Camp kids have cancer, disorders

Jerry Ensminger, a 24-year Marine Corps veteran, said his daughter, Jane, born in 1976 at Camp Lejeune, was diagnosed with leukemia at age 6 and died at age 9.

Jeff Byron, a former Marine air traffic controller, moved with his family into base housing in 1982, three months after his first daughter Andrea was born and two years before his daughter Rachel was born.

Rachel is developmentally disabled, has spina bifida and was born with a cleft palate, he said. Andrea has a rare bone marrow syndrome known as aplastic anemia, according to Byron's testimony.
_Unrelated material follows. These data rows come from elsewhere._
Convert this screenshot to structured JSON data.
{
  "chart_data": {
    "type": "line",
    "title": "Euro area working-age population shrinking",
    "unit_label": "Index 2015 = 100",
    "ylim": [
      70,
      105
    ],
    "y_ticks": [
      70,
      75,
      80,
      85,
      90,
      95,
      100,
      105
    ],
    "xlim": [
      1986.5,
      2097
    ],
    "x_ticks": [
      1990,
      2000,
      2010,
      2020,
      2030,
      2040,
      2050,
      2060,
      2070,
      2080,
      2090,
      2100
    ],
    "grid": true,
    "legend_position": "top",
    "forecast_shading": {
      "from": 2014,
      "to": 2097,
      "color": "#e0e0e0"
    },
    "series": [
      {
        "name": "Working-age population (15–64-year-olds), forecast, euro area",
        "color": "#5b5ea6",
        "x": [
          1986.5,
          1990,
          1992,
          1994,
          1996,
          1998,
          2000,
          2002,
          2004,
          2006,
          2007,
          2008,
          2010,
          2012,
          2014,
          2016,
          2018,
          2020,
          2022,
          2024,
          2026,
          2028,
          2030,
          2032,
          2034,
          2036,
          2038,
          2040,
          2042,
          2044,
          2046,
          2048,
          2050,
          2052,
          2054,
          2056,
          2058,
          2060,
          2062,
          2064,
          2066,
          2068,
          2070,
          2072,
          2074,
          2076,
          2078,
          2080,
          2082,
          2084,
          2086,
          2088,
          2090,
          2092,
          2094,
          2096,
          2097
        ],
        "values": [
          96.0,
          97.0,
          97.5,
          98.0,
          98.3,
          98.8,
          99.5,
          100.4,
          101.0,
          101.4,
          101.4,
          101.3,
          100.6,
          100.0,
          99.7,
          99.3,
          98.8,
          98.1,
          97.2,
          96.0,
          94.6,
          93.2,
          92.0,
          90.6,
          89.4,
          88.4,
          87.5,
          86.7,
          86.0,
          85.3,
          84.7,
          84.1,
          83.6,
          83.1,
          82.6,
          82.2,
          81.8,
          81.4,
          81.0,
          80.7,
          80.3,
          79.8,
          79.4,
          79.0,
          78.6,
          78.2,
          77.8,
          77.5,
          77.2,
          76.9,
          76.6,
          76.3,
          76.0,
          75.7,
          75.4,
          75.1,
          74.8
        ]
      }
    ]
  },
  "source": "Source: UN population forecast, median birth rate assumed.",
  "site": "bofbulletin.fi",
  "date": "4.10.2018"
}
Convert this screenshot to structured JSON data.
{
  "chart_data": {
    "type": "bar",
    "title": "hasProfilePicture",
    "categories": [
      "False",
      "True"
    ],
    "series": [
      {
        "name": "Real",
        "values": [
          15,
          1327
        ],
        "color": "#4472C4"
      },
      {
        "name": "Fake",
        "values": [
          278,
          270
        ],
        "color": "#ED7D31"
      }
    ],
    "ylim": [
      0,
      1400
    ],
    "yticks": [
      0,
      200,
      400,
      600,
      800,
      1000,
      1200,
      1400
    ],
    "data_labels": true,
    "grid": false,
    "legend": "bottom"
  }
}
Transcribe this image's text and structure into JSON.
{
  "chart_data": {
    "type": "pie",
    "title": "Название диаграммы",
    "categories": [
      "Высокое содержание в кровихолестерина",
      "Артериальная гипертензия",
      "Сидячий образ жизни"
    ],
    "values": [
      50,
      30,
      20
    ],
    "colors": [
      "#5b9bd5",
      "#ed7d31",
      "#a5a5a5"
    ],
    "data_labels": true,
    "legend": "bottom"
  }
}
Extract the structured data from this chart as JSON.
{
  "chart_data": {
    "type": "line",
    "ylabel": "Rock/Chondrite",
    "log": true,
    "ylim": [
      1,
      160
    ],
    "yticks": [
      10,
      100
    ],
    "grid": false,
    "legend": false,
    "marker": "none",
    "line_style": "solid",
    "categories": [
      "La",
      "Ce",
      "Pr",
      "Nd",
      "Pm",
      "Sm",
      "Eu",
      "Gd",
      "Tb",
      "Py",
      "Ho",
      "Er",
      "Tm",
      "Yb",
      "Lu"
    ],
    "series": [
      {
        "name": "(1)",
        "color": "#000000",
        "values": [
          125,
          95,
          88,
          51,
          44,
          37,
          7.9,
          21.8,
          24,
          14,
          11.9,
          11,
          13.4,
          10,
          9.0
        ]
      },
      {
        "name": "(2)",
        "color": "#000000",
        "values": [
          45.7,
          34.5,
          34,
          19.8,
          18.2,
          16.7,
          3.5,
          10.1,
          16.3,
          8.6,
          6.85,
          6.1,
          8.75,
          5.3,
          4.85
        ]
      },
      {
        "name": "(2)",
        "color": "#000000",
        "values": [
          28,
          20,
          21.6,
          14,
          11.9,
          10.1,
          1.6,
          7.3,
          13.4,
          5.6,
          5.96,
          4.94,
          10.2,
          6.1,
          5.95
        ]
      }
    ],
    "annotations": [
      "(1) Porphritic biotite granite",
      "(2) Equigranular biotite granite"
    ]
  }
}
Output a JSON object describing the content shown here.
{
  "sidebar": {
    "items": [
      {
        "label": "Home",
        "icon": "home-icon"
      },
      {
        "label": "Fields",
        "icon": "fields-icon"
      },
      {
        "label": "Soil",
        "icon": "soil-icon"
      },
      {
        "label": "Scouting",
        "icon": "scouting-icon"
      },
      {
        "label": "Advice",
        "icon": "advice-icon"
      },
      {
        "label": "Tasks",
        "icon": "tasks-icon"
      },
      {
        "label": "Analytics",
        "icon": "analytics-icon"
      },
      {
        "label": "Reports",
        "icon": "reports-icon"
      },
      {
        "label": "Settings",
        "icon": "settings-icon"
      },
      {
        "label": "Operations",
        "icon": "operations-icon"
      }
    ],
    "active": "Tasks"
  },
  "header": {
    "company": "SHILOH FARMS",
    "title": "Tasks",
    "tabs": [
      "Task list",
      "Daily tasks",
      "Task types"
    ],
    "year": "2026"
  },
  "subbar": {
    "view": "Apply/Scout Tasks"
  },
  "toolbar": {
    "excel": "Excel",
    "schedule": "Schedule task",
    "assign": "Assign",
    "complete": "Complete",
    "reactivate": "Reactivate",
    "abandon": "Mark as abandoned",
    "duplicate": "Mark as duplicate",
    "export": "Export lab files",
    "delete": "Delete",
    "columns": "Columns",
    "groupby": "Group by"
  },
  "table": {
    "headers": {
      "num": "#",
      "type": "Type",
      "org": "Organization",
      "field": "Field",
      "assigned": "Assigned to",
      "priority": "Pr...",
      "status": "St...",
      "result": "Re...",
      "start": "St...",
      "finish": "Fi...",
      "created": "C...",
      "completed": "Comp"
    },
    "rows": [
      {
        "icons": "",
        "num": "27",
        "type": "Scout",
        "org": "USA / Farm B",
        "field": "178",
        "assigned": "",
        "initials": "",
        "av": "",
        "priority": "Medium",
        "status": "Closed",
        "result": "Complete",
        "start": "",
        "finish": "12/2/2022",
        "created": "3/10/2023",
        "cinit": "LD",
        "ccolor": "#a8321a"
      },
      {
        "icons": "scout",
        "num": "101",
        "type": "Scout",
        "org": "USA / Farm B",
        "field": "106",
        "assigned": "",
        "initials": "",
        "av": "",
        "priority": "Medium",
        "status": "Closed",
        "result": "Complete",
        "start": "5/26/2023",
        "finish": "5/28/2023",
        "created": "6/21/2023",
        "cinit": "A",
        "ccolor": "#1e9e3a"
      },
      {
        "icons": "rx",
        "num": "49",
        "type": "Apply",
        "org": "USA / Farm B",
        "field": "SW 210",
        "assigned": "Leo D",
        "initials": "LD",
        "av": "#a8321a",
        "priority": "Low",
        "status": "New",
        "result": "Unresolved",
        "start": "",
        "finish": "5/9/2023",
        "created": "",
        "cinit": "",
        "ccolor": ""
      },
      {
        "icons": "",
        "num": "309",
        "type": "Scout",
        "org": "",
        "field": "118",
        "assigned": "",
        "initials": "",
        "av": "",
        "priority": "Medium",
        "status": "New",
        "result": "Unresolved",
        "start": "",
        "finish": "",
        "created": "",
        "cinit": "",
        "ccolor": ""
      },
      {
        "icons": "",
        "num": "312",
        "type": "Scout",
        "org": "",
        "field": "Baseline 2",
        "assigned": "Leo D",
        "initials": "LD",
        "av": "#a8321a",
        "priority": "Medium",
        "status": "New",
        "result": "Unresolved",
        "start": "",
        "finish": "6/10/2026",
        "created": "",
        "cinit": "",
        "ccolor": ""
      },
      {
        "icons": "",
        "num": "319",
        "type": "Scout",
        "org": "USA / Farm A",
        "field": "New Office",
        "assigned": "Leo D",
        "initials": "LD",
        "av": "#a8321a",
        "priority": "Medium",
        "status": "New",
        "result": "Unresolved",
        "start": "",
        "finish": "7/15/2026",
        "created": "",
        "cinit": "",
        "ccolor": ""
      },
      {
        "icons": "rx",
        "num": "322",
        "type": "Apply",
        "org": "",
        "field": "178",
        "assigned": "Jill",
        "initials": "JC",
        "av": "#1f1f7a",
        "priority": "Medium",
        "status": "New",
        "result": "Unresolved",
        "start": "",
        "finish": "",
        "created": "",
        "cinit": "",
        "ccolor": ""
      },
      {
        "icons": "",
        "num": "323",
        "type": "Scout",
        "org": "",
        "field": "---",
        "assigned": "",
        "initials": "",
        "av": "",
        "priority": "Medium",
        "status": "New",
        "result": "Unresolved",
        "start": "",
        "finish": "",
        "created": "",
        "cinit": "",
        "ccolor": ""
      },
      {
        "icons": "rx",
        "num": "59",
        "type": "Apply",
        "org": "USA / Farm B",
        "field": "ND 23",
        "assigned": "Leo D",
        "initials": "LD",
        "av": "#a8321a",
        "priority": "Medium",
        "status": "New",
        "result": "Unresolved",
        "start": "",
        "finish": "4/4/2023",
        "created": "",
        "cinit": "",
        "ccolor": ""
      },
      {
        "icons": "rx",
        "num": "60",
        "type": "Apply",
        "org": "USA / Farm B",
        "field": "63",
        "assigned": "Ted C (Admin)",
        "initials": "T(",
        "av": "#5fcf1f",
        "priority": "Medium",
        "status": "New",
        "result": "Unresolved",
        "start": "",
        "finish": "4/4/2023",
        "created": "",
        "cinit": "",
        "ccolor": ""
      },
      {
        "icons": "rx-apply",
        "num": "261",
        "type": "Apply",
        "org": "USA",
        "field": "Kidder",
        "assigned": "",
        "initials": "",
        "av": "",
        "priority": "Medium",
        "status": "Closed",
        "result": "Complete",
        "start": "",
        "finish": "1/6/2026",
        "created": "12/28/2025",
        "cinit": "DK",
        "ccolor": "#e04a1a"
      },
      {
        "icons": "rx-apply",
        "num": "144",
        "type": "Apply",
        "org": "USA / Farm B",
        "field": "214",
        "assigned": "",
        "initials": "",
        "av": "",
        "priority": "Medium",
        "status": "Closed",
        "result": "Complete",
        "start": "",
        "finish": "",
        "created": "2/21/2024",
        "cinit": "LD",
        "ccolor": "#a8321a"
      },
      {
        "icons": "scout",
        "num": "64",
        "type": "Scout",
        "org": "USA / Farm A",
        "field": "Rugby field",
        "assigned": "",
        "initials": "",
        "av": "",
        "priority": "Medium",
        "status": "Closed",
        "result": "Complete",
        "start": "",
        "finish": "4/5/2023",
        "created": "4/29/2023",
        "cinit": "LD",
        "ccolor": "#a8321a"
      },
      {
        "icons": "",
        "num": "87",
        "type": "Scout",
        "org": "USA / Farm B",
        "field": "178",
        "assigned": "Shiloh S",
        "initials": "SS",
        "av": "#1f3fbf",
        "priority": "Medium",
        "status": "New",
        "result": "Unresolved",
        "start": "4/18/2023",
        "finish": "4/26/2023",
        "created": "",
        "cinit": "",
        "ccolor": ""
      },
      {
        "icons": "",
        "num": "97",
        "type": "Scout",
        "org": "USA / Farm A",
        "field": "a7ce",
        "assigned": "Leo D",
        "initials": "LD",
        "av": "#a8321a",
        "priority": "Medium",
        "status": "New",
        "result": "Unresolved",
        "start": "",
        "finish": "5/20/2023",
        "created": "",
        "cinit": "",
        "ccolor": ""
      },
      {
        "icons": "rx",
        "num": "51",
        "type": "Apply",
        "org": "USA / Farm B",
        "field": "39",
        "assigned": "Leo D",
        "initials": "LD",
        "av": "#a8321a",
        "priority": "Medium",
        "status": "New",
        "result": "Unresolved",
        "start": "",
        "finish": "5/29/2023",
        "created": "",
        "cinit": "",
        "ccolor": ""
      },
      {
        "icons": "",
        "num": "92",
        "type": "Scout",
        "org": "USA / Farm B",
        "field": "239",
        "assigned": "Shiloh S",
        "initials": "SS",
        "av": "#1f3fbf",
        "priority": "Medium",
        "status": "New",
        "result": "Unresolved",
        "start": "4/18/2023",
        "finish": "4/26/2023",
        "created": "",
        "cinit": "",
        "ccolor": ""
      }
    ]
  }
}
Dr. Michael Gros, a Navy obstetrician at Camp Lejeune in the early 1980s, was diagnosed with lymphoma after living in Camp Lejeune housing, he said.

Gros said he has had to give up his medical practice and his treatment has cost more than $4.5 million.

Thomas Sinks, deputy director of the National Center for Environmental Health at the Centers for Disease Control and Prevention, said the reports are anecdotal and that there has been no proven link between specific cases of illness and the contaminated water.

At least 850 former Camp Lejeune residents have filed legal claims. (From CNN.com)


***Executive Fish says: The poison in question was pumped to Marine households from 1957 and 1987, and was discovered in 1982. Why did they not cap those two wells immediately upon discovery, and take action? Test your water. Filter your water.